University of Alberta law professor Peter Sankoff said the Supreme Court of Canada has clearly narrowed the definition of the section through the years, and there is a high threshold for deeming something obscene under modern law.

He said in the past, indecency and obscenity laws were used in cases that included gay pornography and swingers’ clubs, with the “obscenity” definition becoming more of a particular moral judgment than a criminal offence.

The section is currently designed to specifically protect against sexual exploitation or a combination of sex and crime, horror, cruelty or violence. There is no specific law against “snuff” films in Canada, and without a sexual element that kind of material would not be covered under the law.
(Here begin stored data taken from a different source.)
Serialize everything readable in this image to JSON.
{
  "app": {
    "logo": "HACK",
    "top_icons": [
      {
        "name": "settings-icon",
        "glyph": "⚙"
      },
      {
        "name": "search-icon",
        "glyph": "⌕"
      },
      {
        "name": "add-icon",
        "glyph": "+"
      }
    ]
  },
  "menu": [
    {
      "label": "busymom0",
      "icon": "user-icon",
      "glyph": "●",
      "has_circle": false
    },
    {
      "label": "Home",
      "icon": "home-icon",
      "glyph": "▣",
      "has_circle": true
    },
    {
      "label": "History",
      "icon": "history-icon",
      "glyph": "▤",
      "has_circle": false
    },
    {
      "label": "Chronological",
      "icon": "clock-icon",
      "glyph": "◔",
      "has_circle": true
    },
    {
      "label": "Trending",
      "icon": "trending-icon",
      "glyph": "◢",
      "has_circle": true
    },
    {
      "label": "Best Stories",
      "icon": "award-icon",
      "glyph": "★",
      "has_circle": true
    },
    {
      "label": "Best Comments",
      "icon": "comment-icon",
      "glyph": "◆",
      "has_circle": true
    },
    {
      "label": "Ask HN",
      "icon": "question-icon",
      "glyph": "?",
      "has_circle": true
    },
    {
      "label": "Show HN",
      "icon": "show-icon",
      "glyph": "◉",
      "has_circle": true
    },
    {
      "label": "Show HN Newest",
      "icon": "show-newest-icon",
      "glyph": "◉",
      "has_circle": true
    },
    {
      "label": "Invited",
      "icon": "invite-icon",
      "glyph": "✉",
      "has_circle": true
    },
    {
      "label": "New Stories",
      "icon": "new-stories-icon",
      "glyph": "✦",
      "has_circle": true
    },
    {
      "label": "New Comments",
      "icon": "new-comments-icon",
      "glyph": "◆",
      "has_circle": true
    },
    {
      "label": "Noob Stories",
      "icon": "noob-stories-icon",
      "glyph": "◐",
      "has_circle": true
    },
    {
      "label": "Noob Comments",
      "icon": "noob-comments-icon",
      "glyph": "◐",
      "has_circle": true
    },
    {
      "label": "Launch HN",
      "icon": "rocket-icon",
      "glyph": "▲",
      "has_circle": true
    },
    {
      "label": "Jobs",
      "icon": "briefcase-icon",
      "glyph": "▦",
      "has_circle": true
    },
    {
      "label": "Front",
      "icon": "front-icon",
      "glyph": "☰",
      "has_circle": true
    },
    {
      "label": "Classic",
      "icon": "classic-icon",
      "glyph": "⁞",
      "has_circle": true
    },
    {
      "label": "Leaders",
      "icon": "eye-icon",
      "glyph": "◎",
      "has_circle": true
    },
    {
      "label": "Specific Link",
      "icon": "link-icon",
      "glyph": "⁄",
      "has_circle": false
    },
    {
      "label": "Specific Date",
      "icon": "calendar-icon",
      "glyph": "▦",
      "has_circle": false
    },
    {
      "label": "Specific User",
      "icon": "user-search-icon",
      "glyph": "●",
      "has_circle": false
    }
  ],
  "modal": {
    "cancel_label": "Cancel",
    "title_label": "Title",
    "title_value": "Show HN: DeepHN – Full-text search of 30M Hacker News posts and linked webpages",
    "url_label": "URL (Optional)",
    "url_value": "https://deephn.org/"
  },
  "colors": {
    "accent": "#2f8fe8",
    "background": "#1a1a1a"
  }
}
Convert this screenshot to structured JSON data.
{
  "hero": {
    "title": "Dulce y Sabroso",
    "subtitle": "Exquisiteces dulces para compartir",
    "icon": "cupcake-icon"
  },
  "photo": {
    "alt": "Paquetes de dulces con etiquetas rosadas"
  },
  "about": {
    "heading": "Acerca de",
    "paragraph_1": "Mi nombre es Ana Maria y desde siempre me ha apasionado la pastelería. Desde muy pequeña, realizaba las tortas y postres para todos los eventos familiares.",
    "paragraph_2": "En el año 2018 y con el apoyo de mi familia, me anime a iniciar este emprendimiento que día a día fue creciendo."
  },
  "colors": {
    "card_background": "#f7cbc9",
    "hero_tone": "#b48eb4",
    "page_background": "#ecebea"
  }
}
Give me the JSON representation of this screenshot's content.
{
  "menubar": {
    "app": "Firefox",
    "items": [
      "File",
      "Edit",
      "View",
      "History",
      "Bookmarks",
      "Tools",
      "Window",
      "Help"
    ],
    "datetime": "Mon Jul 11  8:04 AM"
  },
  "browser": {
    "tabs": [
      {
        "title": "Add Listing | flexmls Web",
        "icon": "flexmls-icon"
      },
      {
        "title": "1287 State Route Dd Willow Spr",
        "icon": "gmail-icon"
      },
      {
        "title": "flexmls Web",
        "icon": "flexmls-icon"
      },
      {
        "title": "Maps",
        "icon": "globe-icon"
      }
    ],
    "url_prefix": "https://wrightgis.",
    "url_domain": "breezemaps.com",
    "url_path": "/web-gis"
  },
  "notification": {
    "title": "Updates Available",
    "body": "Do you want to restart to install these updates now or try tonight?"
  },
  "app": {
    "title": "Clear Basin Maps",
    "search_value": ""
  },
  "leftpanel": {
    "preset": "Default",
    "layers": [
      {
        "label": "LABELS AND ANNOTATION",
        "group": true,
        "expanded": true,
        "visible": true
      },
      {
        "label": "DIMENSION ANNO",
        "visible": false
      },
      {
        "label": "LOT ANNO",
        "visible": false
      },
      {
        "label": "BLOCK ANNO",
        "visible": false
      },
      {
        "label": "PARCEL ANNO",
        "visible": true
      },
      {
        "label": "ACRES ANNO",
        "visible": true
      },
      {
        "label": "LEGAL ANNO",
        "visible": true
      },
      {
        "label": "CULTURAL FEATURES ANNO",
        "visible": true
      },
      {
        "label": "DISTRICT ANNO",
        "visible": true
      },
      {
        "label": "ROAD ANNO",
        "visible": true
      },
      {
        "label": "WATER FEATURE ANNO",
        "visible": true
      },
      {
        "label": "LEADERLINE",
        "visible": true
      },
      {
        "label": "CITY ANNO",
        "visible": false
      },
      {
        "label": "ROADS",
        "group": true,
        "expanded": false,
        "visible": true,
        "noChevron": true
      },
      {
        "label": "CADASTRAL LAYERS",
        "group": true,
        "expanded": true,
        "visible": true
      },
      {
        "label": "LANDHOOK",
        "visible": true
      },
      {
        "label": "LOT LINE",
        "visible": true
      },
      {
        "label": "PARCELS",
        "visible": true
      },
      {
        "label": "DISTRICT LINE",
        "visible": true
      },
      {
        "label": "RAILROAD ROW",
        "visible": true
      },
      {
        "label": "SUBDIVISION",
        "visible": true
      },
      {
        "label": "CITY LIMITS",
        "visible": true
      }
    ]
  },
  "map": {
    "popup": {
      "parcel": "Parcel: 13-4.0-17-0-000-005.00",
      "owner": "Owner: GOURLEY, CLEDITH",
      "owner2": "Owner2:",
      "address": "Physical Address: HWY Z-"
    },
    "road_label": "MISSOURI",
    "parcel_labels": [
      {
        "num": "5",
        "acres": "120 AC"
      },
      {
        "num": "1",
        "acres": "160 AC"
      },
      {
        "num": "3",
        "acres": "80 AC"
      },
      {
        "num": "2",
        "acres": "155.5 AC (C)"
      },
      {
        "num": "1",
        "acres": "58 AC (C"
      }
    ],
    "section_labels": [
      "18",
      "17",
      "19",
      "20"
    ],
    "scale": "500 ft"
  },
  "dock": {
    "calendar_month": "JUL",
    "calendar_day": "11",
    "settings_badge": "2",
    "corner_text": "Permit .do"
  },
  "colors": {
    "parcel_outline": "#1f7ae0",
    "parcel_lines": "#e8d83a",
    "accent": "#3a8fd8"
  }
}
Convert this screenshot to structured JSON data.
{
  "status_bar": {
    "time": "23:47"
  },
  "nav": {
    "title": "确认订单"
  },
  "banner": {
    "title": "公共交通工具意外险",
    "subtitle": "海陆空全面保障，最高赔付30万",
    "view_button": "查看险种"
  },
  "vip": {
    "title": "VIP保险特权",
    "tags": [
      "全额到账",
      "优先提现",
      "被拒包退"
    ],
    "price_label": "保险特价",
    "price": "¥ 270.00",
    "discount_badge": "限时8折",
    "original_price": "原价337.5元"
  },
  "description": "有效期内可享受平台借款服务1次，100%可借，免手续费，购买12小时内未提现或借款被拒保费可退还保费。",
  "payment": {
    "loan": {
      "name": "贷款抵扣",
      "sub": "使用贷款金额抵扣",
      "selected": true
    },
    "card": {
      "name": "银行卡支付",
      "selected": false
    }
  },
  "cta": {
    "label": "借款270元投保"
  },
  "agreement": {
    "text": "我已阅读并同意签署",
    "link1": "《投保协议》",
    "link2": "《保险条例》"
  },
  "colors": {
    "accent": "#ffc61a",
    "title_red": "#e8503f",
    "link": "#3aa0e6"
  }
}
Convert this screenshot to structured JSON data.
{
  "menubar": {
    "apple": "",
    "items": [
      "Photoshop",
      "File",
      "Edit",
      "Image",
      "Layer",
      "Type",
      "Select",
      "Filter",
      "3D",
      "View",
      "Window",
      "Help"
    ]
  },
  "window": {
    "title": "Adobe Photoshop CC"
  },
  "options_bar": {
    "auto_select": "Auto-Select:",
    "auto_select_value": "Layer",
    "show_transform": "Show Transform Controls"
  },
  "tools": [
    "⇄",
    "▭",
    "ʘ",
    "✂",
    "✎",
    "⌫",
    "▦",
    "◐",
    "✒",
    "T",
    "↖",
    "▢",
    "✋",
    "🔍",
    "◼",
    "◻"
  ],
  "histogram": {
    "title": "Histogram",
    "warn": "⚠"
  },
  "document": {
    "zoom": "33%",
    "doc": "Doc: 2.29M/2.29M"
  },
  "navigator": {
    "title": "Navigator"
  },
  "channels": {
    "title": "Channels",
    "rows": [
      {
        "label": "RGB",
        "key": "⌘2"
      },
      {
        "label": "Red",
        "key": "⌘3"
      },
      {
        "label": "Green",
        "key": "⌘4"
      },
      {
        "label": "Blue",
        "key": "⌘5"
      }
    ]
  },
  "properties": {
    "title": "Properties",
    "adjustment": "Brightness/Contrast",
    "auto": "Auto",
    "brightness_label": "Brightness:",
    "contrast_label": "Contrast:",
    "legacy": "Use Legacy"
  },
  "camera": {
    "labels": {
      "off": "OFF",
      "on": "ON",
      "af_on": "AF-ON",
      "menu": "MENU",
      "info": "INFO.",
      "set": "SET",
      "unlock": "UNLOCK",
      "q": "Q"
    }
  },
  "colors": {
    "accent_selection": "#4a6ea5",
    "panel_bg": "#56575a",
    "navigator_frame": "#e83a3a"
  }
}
Similarly, depictions of people hurting or killing animals wouldn’t be covered under any existing law if it isn’t sexual.

Sankoff said the Criminal Code was not conceived with cases such as Marek’s in mind, but the law can — and does — adapt to societal changes.

“The fact of the matter is, until about 10 years ago, we didn’t have crimes on Internet luring either, and now we do,” he said. “The law is sometimes reactive to problems as they occur, and we change the law to deal with situations. We didn’t have a law against child porn, that’s only 15 to 20 years old. The reason we didn’t have it is we just didn’t see it as a problem that needed addressing (before that time). That’s the nature of the way the law evolves.”

http://www.edmontonjournal.com/news/Edmonton+gore+site+operator+gets+bail+alleged+Magn otta/8677194/story.html

(Personal note: I'm a regular visitor of the site and remembered when whole thing happened. The site actually help ID the suspect. BTW, never saw the video, pictures were enough.)